Pakistan adalah salah satu yang dituduh melakukan hal yang sama sejauh ini untuk memuji "pencapaian luar biasa China di bidang hak asasi manusia"

Pada bulan Oktober, Pakistan mengeluarkan pernyataan bersama atas nama 55 negara, menentang campur tangan dalam urusan dalam negeri China.

Dukungan seperti itu telah diambil oleh China yang telah membantah "tuduhan tidak berdasar" dalam catatan hak asasi manusianya.

Ditanya tentang mencegah negara-negara dengan catatan hak asasi manusia yang buruk untuk melayani di 15 Dewan Hak Asasi Manusia (HRC), juru bicara PBB Brenden Varma menolak, mengatakan tanggung jawab untuk menegakkan hak asasi manusia terletak terutama pada masing-masing negara.
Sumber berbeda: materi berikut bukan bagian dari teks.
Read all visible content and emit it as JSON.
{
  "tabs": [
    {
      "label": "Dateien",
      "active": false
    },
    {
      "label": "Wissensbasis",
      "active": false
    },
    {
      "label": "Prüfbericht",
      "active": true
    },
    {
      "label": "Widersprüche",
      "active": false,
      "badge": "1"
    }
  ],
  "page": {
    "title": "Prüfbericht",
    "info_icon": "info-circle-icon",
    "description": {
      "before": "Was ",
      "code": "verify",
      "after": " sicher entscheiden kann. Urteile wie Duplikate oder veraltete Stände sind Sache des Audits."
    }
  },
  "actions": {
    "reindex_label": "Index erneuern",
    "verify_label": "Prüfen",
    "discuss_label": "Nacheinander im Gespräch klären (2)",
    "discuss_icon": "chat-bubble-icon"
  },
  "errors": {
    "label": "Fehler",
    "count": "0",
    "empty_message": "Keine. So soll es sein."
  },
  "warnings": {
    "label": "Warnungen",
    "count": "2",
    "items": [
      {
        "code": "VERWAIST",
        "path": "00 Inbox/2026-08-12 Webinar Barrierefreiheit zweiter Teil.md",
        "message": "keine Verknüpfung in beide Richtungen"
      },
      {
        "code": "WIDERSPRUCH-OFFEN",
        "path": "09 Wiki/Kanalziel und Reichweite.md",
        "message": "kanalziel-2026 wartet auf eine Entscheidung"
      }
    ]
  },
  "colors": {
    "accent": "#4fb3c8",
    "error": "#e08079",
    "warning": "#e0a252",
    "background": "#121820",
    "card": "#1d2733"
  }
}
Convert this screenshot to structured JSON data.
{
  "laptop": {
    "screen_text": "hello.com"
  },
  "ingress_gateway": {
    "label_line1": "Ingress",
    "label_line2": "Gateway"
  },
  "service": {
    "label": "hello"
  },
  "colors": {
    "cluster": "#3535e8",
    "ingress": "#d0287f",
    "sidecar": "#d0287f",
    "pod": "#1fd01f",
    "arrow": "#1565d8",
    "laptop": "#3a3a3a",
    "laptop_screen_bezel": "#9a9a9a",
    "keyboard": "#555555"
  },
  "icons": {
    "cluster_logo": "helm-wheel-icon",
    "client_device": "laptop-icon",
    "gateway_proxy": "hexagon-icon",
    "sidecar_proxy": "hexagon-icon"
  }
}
Dia menambahkan, bagaimanapun, bahwa keanggotaan HRC datang dengan tugas untuk menegakkan standar hak asasi manusia yang tinggi.

Dengan China sekarang, yang membuat heran banyak orang, sebagai anggota HRC, semua mata akan tertuju pada apakah rezim di Beijing memperhatikan tuntutan untuk membersihkan tindakannya.

Bagikan artikel ini:

EU Reporter menerbitkan artikel dari berbagai sumber luar yang mengungkapkan berbagai sudut pandang. Posisi yang diambil dalam artikel ini belum tentu milik Reporter UE.